Awesome
Liger: Interleaving Intra- and Inter-Operator Parallelism for Distributed Large Model Inference
Install
make
Remember to change the architecture code in Makefile for your GPUs.
The prototype system depends on: MPI, CUDA, NCCL, cuBLAS nlohmann-json.
It is tested with these library versions: MVAPICH2 version 2.3.7, 3.2.1, CUDA 11.3, 12.2, NCCL 2.15.5, 2.18.5-1. nlohmann-json 3.11.2
Usage
Liger requires a NVIDIA multi-GPU node and it is tested with V100 (NVLink Gen1) and A100 (PCIe) GPUs. In theory, Liger can act better in a node with weak interconnection.

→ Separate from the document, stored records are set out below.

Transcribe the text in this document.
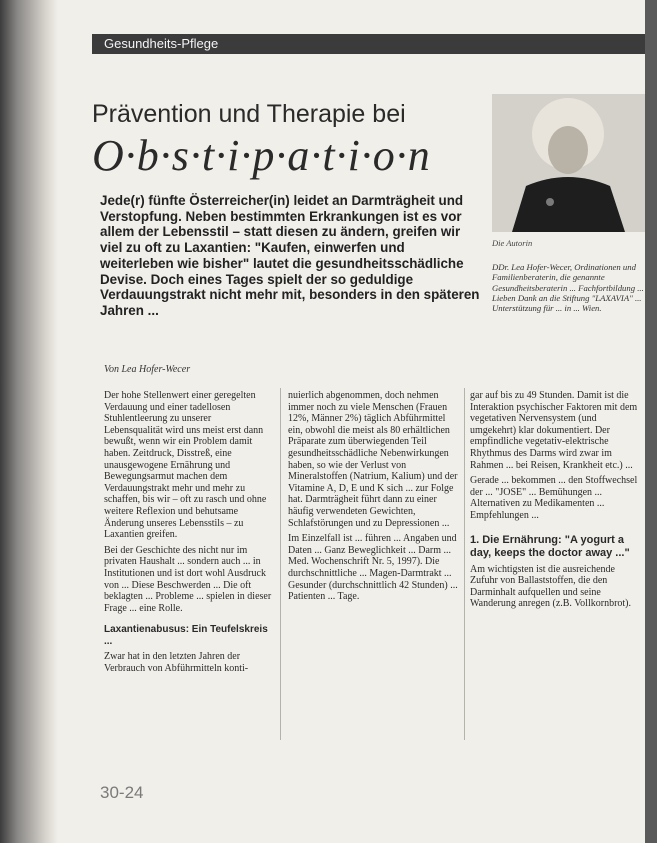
Gesundheits-Pflege
Prävention und Therapie bei
O·b·s·t·i·p·a·t·i·o·n

Jede(r) fünfte Österreicher(in) leidet an Darmträgheit und Verstopfung. Neben bestimmten Erkrankungen ist es vor allem der Lebensstil – statt diesen zu ändern, greifen wir viel zu oft zu Laxantien: "Kaufen, einwerfen und weiterleben wie bisher" lautet die gesundheitsschädliche Devise. Doch eines Tages spielt der so geduldige Verdauungstrakt nicht mehr mit, besonders in den späteren Jahren ...

Die Autorin

DDr. Lea Hofer-Wecer, Ordinationen und Familienberaterin, die genannte Gesundheitsberaterin ... Fachfortbildung ... Lieben Dank an die Stiftung "LAXAVIA" ... Unterstützung für ... in ... Wien.

Von Lea Hofer-Wecer

Der hohe Stellenwert einer geregelten Verdauung und einer tadellosen Stuhlentleerung zu unserer Lebensqualität wird uns meist erst dann bewußt, wenn wir ein Problem damit haben. Zeitdruck, Disstreß, eine unausgewogene Ernährung und Bewegungsarmut machen dem Verdauungstrakt mehr und mehr zu schaffen, bis wir – oft zu rasch und ohne weitere Reflexion und behutsame Änderung unseres Lebensstils – zu Laxantien greifen.

Bei der Geschichte des nicht nur im privaten Haushalt ... sondern auch ... in Institutionen und ist dort wohl Ausdruck von ... Diese Beschwerden ... Die oft beklagten ... Probleme ... spielen in dieser Frage ... eine Rolle.

Laxantienabusus: Ein Teufelskreis ...

Zwar hat in den letzten Jahren der Verbrauch von Abführmitteln konti-

nuierlich abgenommen, doch nehmen immer noch zu viele Menschen (Frauen 12%, Männer 2%) täglich Abführmittel ein, obwohl die meist als 80 erhältlichen Präparate zum überwiegenden Teil gesundheitsschädliche Nebenwirkungen haben, so wie der Verlust von Mineralstoffen (Natrium, Kalium) und der Vitamine A, D, E und K sich ... zur Folge hat. Darmträgheit führt dann zu einer häufig verwendeten Gewichten, Schlafstörungen und zu Depressionen ...

Im Einzelfall ist ... führen ... Angaben und Daten ... Ganz Beweglichkeit ... Darm ... Med. Wochenschrift Nr. 5, 1997). Die durchschnittliche ... Magen-Darmtrakt ... Gesunder (durchschnittlich 42 Stunden) ... Patienten ... Tage.

gar auf bis zu 49 Stunden. Damit ist die Interaktion psychischer Faktoren mit dem vegetativen Nervensystem (und umgekehrt) klar dokumentiert. Der empfindliche vegetativ-elektrische Rhythmus des Darms wird zwar im Rahmen ... bei Reisen, Krankheit etc.) ...

Gerade ... bekommen ... den Stoffwechsel der ... "JOSE" ... Bemühungen ... Alternativen zu Medikamenten ... Empfehlungen ...

1. Die Ernährung: "A yogurt a day, keeps the doctor away ..."

Am wichtigsten ist die ausreichende Zufuhr von Ballaststoffen, die den Darminhalt aufquellen und seine Wanderung anregen (z.B. Vollkornbrot).

30-24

NCCL_MAX_NCHANNELS=3 CUDA_DEVICE_MAX_CONNECTIONS=2 mpirun -np 2 ./main
To run this artifact in a new system, it is required to profile the kernel execution time at first.
- Profile: test_profile()
- Liger: test_schedule()
- TP Baseline: test_no_schedule()
Some Quick Results
The running results generated from the artifact in our V100(Nvlink Gen1)system using 2 GPUs.
- Baseline_Result.txt
- Liger_Result.txt
Some details of the Artifact
- You can configure the model, adjust the request rate, or the decomposition factor in main.cu. The default configuration comes from GLM-130B.
- [Section-3.2] The process of function assembly can be found at src/layer/bert.h, it adopts an iterative apporach to store kernel launch functions in a vector.
- [Section-3.3] The schedule algorithm is implemented in src/schedule.h/run_stream_sync. You can also find the hybrid synchronziation method [Section-3.4] and the contention factor [Section-3.5] here.
- We manage the kernel decompostion [Section-3.6] in src/init.h/Sample.